As those fleeing Ukraine nears five million, Danny has turned his focus to finding safe housing for refugee families. He reminds those in the UK looking to house Ukrainian refugees under the government’s Homes for Ukraine scheme that “these are people who have just come back from war” and that “perfect Ukrainians don’t exist.”

His list of touching stories is endless. From his musically gifted friend who learnt the Ukrainian national anthem, to his college wife who often drove him to the shop to pick up supplies, and to the Ukrainian child who asked if he’d continue teaching him Chinese after the war ended.

Danny jokes that teaching the Ukrainian kids was more nerve-wracking than his Cambridge interview, because he felt he had “a genuine responsibility for these kids.” But he says his most terrifying moment came when he had to kit out a Ukrainian lorry driver who was taking back the supplies and then joining the front lines to fight. Danny felt “his life was in some ways in my hands.”

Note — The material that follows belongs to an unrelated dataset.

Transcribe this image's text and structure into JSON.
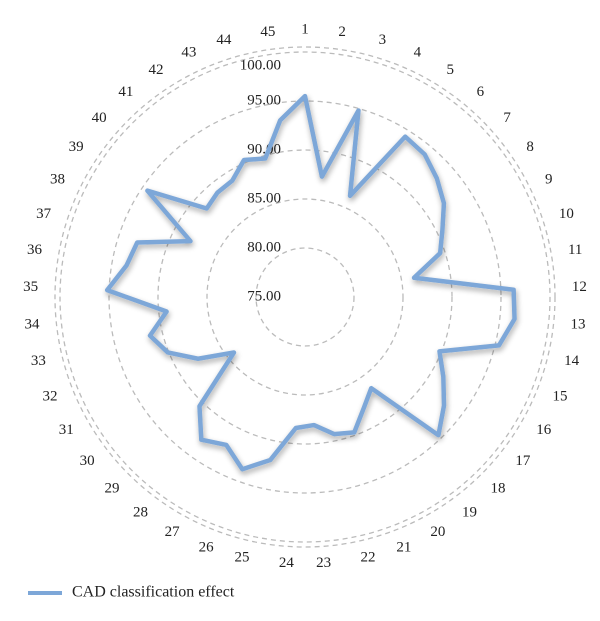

“Luckily, I got a video a week later of the same order I’d bought. Some Ukrainian guys were shooting at it with a kalashnikov and it wasn’t going through. This is bizarre – I’m more excited by body armour not getting pierced than by a round of four jägerbombs at Revs.” He laughs. “The priorities have changed massively.”

After being called away twice, he emphasises his desire to continue his efforts alongside his degree at Cambridge for the foreseeable future, and tells me of his pride for his country as well as his grief.

“I’m so immensely proud of what’s going on. I’m horrified and I’m hurt, but what keeps me going is the guys who put everything on the line for their country, and the women and the kids they’re saving daily.

“The whole of Ukraine hangs on to this notion that we will win, we will prevail. And we will rebuild what we’ve lost.”